Here are some of the general, topline findings from the report:

  • The U.S. population in counties outside metropolitan areas was 46.1 million in July 2019, essentially unchanged from 46.2 million in 2010.
  • The rural population grew by 0.02% between 2018 and 2019, a small increase after six previous years of population decline, but well below the urban increase of 0.6%. 
  • Rural counties added jobs every year during the past decade but at less than half the rate of urban counties during most years, including 2018-19 (0.6 percent growth in rural counties compared with 1.4 percent growth in urban counties).
  • Rural poverty rates dropped from a 2013 rate of 18.4% to 16.1% in 2018, still well above the urban rate of 12.6%.
And here are some of the major findings related to the coronavirus pandemic:
  • The rural share of cases and deaths increased markedly during the fall. Rural areas have 14% of the population but accounted for 27% of Covid-19 deaths during the last three weeks of October.
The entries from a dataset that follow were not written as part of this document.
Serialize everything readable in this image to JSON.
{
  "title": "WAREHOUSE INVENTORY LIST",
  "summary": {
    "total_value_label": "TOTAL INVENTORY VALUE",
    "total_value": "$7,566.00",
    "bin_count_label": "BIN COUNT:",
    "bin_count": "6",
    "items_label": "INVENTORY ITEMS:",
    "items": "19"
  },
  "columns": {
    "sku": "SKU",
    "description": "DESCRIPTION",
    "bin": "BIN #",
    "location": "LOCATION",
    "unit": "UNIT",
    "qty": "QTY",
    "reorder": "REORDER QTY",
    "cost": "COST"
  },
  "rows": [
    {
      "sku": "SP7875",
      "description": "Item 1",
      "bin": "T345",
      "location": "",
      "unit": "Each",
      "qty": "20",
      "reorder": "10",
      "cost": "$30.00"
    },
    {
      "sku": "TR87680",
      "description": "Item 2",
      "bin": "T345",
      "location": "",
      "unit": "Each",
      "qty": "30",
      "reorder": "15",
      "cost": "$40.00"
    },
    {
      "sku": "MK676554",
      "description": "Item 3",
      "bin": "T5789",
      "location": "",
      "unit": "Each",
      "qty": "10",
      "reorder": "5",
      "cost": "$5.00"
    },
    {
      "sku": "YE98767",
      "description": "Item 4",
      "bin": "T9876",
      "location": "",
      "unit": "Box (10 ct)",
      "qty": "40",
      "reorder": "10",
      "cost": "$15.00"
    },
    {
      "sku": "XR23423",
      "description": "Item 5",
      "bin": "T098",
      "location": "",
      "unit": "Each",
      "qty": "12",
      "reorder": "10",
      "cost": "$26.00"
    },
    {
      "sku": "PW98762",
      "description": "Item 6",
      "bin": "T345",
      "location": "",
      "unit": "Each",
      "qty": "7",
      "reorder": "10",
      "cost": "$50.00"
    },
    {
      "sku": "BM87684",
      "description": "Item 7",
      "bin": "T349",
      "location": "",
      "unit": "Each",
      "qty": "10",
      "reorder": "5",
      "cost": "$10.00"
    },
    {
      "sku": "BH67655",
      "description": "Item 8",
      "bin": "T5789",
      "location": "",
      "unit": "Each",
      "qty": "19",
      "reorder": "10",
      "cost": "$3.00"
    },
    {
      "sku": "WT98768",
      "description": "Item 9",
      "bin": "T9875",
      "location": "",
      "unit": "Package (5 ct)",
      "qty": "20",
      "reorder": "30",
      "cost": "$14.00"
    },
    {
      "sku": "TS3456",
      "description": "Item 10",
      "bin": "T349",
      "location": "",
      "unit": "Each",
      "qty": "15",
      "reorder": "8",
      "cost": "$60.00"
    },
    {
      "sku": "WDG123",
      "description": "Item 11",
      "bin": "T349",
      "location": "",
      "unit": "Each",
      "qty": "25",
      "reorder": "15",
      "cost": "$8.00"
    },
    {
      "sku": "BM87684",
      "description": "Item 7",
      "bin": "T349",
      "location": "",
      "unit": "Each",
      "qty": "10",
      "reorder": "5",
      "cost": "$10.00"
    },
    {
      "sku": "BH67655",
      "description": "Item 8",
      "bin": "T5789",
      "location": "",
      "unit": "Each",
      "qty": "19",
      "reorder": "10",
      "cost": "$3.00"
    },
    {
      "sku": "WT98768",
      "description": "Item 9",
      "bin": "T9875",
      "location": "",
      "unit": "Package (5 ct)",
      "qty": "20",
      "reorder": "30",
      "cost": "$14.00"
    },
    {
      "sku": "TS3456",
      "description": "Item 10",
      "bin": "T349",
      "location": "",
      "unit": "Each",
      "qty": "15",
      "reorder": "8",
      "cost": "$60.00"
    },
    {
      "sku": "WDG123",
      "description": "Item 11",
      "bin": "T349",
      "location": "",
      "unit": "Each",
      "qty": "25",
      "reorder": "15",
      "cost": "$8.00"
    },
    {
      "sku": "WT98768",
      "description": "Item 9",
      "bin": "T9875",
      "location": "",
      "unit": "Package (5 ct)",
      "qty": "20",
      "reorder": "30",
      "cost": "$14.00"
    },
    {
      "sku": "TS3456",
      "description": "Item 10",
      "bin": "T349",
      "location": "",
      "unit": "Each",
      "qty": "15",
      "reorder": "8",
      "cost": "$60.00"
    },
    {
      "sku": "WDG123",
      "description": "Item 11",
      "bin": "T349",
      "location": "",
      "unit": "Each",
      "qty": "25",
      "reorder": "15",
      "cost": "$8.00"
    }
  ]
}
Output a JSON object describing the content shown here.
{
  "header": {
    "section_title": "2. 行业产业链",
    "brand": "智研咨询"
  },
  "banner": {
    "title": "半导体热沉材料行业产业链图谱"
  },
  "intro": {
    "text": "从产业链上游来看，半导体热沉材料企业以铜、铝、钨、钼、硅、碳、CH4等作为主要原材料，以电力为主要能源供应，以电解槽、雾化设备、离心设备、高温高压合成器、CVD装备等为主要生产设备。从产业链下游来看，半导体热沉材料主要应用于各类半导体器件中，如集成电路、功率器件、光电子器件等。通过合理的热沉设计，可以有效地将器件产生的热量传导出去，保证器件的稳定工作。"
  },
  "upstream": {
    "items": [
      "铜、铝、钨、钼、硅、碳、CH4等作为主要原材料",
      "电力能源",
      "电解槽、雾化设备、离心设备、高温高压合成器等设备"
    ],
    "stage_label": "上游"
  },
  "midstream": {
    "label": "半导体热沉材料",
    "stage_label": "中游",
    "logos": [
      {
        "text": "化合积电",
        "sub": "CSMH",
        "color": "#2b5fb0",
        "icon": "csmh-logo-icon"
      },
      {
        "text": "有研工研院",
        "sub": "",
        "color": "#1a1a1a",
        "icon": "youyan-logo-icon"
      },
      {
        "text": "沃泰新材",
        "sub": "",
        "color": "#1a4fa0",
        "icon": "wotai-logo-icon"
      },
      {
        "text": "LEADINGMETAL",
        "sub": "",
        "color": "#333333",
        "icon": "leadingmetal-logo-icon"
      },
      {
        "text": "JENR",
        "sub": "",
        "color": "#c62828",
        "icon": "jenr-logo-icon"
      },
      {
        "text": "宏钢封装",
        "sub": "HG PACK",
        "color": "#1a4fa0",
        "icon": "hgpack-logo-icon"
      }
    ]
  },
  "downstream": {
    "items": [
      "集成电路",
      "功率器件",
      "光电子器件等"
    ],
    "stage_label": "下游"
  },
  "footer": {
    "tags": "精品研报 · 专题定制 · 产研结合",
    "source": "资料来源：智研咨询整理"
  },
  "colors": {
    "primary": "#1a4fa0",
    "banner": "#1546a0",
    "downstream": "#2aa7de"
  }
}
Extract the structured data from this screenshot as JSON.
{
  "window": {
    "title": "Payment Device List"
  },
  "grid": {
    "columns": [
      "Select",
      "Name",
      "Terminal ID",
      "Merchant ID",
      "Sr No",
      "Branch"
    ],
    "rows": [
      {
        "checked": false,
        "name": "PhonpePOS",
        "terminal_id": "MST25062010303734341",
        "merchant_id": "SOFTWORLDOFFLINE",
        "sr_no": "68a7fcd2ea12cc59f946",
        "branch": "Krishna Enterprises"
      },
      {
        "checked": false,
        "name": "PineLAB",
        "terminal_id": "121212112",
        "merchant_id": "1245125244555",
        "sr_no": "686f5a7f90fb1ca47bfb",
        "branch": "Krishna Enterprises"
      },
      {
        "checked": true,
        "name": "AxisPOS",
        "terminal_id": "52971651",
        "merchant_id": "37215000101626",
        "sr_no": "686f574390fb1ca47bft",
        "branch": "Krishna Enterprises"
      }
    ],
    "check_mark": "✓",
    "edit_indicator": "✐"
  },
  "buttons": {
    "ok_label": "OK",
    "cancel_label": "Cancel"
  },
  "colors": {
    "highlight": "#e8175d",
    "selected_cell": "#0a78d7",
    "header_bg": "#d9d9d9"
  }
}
Rural residents are more likely to be older, have underlying health issues, live further away from hospitals, an are less likely to have health insurance.
  • In March and April, the pandemic drove U.S. unemployment rates to levels not seen since the 1930s. Rural unemployment peaked at 13.6% in mid-April, which was 1 point lower than in metro areas, and fell to 6.0% by mid-September.
  • The spread of the pandemic across rural America varied according to different areas' dominant economic sectors. In rural counties with a high proportion of jobs in meatpacking operations, for example, Covid-19 cases peaked at the end of April at nearly 50 per 100,000 population, compared with roughly 5 per 100,000 in other rural counties.
  • The first "flare-up" of coronavirus infections in the spring happened mostly in urban areas; the second, in August, hit rural and urban areas, and the third, which began in late October, disproportionately hit rural areas.
  • Rural residents in the Great Plains and Mountain West are particularly likely to live far from a hospital with an intensive-care unit.
  • Before the pandemic, rural unemployment had been declining for a decade, reaching 2.5% in September 2019. But rural unemployment hit 13.6% in mid-April 2020, well above the 2010 peak of 11.5% following the Great Recession.
  • Rural unemployment rates in 2020 were highest in counties whose economies depended on mining and lowest in counties that depended on farming.